There is nothing in your logs that looks strange to me.

on_assign is called before committed offsets are fetched from the broker (to allow the application to use its own offsets instead), that's why all partitions have offset -1001 (which is the INVALID/unassigned/default offset constant). That is to say: the offsets are not relevant in on_assign, unless you update the offsets yourself and call assign() explicitly from on_assign.

position() reports the current fetch position, but the fetcher has not yet been started in on_assign since assign() hasn't been called yet: assign() will be called automatically when on_assign/on_revoke returns unless the application calls assign() from those callbacks.

sync commits with commit(async=False) will not trigger the on_commit callback, only automatic and async commits will do that (since that's the only way to find out the commit results).

StrashkoSergey commented 7 years ago

@edenhill thanks for your response. I got it working.

jbfuzier commented 7 years ago

thanks for the explanation

ParkerHao commented 7 years ago

@edenhill I have a related question: will auto.commit handle the case when consumer.close() is called? In other words, do we need manual on_revoke handlers if we are using auto commit?

Thanks advanced!

edenhill commented 7 years ago

@ParkerHao final offsets will be committed automatically on close() regardless of on_revoke.

madtimber commented 4 years ago

on_assign is called before committed offsets are fetched from the broker (to allow the application to use its own offsets instead), that's why all partitions have offset -1001 (which is the INVALID/unassigned/default offset constant). That is to say: the offsets are not relevant in on_assign, unless you update the offsets yourself and call assign() explicitly from on_assign.

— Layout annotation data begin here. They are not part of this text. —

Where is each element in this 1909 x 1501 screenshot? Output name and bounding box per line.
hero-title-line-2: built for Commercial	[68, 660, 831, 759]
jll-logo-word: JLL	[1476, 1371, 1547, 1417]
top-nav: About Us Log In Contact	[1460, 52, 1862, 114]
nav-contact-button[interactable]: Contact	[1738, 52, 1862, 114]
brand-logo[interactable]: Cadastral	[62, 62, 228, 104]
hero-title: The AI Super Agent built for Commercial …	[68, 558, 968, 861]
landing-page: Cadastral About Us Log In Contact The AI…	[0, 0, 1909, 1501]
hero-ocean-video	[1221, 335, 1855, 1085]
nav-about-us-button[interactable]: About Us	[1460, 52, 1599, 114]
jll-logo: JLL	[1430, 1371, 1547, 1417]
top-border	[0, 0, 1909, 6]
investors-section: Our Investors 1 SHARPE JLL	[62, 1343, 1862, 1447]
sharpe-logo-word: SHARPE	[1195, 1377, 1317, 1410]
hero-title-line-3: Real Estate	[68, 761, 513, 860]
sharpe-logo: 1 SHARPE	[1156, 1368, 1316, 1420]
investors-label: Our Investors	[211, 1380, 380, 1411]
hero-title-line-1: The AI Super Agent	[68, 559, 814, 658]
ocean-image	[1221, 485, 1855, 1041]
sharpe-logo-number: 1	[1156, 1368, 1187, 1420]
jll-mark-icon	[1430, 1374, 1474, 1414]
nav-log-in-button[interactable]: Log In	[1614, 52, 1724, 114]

position() reports the current fetch position, but the fetcher has not yet been started in on_assign since assign() hasn't been called yet: assign() will be called automatically when on_assign/on_revoke returns unless the application calls assign() from those callbacks.

This would be AMAZING to have in the documentation for on_assign. I've been banging my head against a wall wondering why a callback named on_assign wasn't giving me all the details about the partitions the consumer was assigned to.

Is there a "lifecycle" diagram for a Consumer (and Producer for that matter) we could reference?

When in the lifecycle of a consumer is the earliest possible chance to know which offset of a partition the consumer will start at?